Characters were all developed nicely with fun interchanges among them. Robert Downey Jr plays Tony Stark as the cool hero, genius child prodigy with a penchant for machinery, sarcasm, and women. His character grows from the man we see in the beginning and there is a learning curve in a matter of speaking. This hero is not endowed superpowers by the sun nor midichlorians in the bloodstream. No, he is a normal everyman who has to figure out with his wit and brain how to solve problems. He finds his destiny and embraces it.

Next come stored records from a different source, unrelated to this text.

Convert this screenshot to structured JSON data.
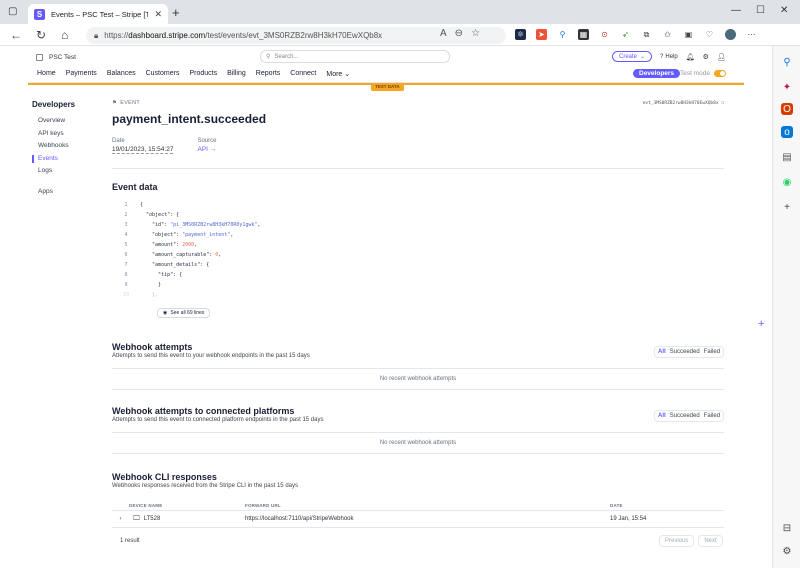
{
  "browser": {
    "tab_title": "Events – PSC Test – Stripe [Test]",
    "url_domain": "dashboard.stripe.com",
    "url_prefix": "https://",
    "url_path": "/test/events/evt_3MS0RZB2rw8H3kH70EwXQb8x"
  },
  "header": {
    "account": "PSC Test",
    "search_placeholder": "Search...",
    "create": "Create",
    "help": "Help"
  },
  "nav": {
    "items": [
      "Home",
      "Payments",
      "Balances",
      "Customers",
      "Products",
      "Billing",
      "Reports",
      "Connect",
      "More"
    ],
    "developers": "Developers",
    "test_mode": "Test mode",
    "test_data": "TEST DATA"
  },
  "sidebar": {
    "title": "Developers",
    "items": [
      "Overview",
      "API keys",
      "Webhooks",
      "Events",
      "Logs",
      "Apps"
    ],
    "active": "Events"
  },
  "event": {
    "kicker": "EVENT",
    "id": "evt_3MS0RZB2rw8H3kH70EwXQb8x",
    "title": "payment_intent.succeeded",
    "date_label": "Date",
    "date_value": "19/01/2023, 15:54:27",
    "source_label": "Source",
    "source_value": "API →"
  },
  "event_data": {
    "title": "Event data",
    "lines": [
      {
        "n": "1",
        "t": "{"
      },
      {
        "n": "2",
        "t": "  \"object\": {"
      },
      {
        "n": "3",
        "k": "    \"id\": ",
        "s": "\"pi_3MS0RZB2rw8H3kH70R0y1gwk\"",
        "e": ","
      },
      {
        "n": "4",
        "k": "    \"object\": ",
        "s": "\"payment_intent\"",
        "e": ","
      },
      {
        "n": "5",
        "k": "    \"amount\": ",
        "v": "2000",
        "e": ","
      },
      {
        "n": "6",
        "k": "    \"amount_capturable\": ",
        "v": "0",
        "e": ","
      },
      {
        "n": "7",
        "t": "    \"amount_details\": {"
      },
      {
        "n": "8",
        "t": "      \"tip\": {"
      },
      {
        "n": "9",
        "t": "      }"
      },
      {
        "n": "10",
        "t": "    },"
      }
    ],
    "see_all": "See all 69 lines"
  },
  "webhook_attempts": {
    "title": "Webhook attempts",
    "subtitle": "Attempts to send this event to your webhook endpoints in the past 15 days",
    "filters": [
      "All",
      "Succeeded",
      "Failed"
    ],
    "empty": "No recent webhook attempts"
  },
  "connected_attempts": {
    "title": "Webhook attempts to connected platforms",
    "subtitle": "Attempts to send this event to connected platform endpoints in the past 15 days",
    "filters": [
      "All",
      "Succeeded",
      "Failed"
    ],
    "empty": "No recent webhook attempts"
  },
  "cli": {
    "title": "Webhook CLI responses",
    "subtitle": "Webhooks responses received from the Stripe CLI in the past 15 days",
    "headers": [
      "DEVICE NAME",
      "FORWARD URL",
      "DATE"
    ],
    "rows": [
      {
        "device": "LT528",
        "url": "https://localhost:7110/api/StripeWebhook",
        "date": "19 Jan, 15:54"
      }
    ],
    "result_count": "1 result",
    "previous": "Previous",
    "next": "Next"
  },
  "colors": {
    "accent": "#635bff",
    "test_orange": "#f5a623"
  }
}
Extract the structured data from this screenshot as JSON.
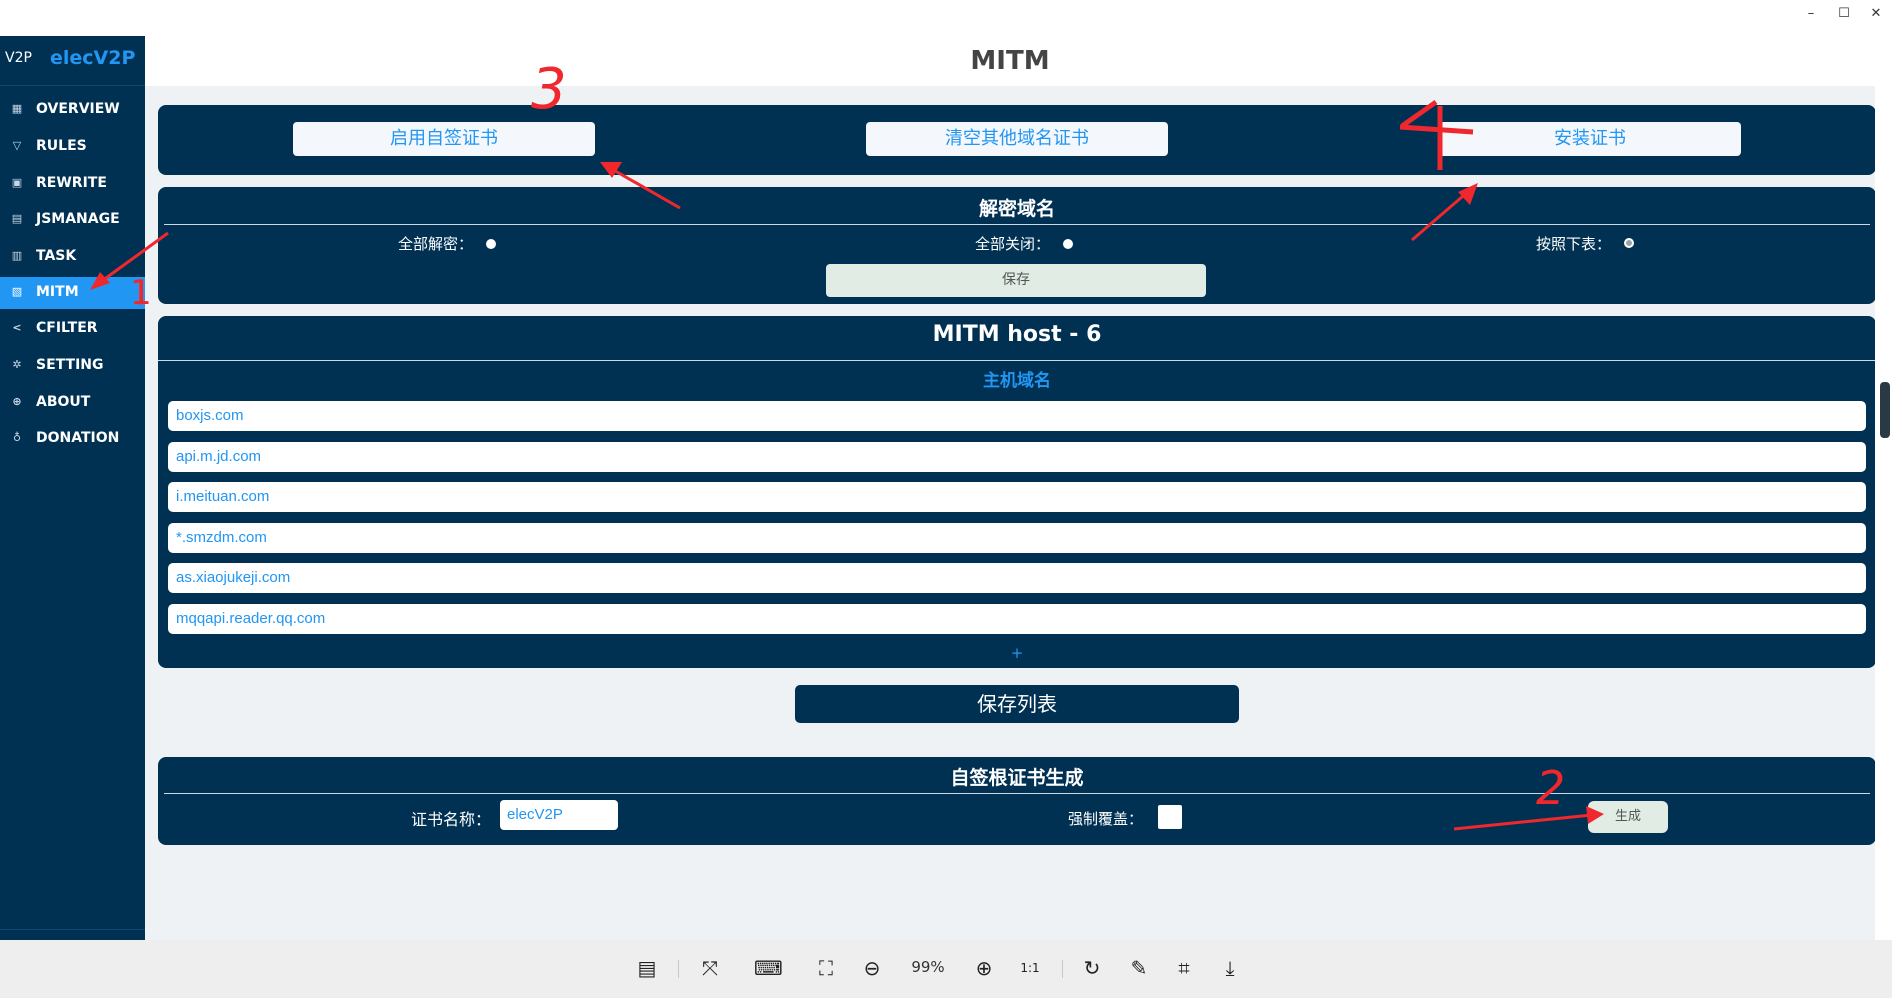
{
  "window": {
    "minimize": "–",
    "maximize": "☐",
    "close": "✕"
  },
  "sidebar": {
    "logo": "V2P",
    "app_name": "elecV2P",
    "items": [
      {
        "label": "OVERVIEW",
        "icon": "▦"
      },
      {
        "label": "RULES",
        "icon": "▽"
      },
      {
        "label": "REWRITE",
        "icon": "▣"
      },
      {
        "label": "JSMANAGE",
        "icon": "▤"
      },
      {
        "label": "TASK",
        "icon": "▥"
      },
      {
        "label": "MITM",
        "icon": "▧",
        "active": true
      },
      {
        "label": "CFILTER",
        "icon": "<"
      },
      {
        "label": "SETTING",
        "icon": "✲"
      },
      {
        "label": "ABOUT",
        "icon": "⊕"
      },
      {
        "label": "DONATION",
        "icon": "♁"
      }
    ]
  },
  "page": {
    "title": "MITM"
  },
  "cert_buttons": {
    "enable_self_signed": "启用自签证书",
    "clear_other": "清空其他域名证书",
    "install": "安装证书"
  },
  "decrypt": {
    "title": "解密域名",
    "options": [
      {
        "label": "全部解密：",
        "selected": false
      },
      {
        "label": "全部关闭：",
        "selected": false
      },
      {
        "label": "按照下表：",
        "selected": true
      }
    ],
    "save": "保存"
  },
  "hosts": {
    "title": "MITM host - 6",
    "column": "主机域名",
    "rows": [
      "boxjs.com",
      "api.m.jd.com",
      "i.meituan.com",
      "*.smzdm.com",
      "as.xiaojukeji.com",
      "mqqapi.reader.qq.com"
    ],
    "add": "+"
  },
  "save_list": "保存列表",
  "rootcert": {
    "title": "自签根证书生成",
    "name_label": "证书名称：",
    "name_value": "elecV2P",
    "force_label": "强制覆盖：",
    "generate": "生成"
  },
  "annotations": {
    "n1": "1",
    "n2": "2",
    "n3": "3",
    "n4": "4",
    "color": "#f0282d"
  },
  "viewer_toolbar": {
    "zoom": "99%",
    "one_to_one": "1:1"
  }
}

The special effects people have outdone themselves. That suit is just bdazz. I'll take two. Cool robot action reminiscent of Transformers and Robocop pepper the movie. Though most of the fun parts were the getting there - seeing Stark's various trial and error outings with the mechanics of his would be superhero garb, seeing that it's not perfect at first, it's not all there at once. Step by step and slowly taking shape, adding realism to the whole enterprise.

I for one would see this again. I saw it twice, and took some friends that would probably have not gone to proselytize 'em. When I first told this girl, she asked is it about Triathlon? Great, this'll be fun, hehe. Well turns out she really liked it and told me so, and that she never would have gone had I not taken her. That's what a good comic book movie should be - accessible to all ages and crowds. Ironman dazzles, shines, and throws in a bit of hot rod red in this summer movie season.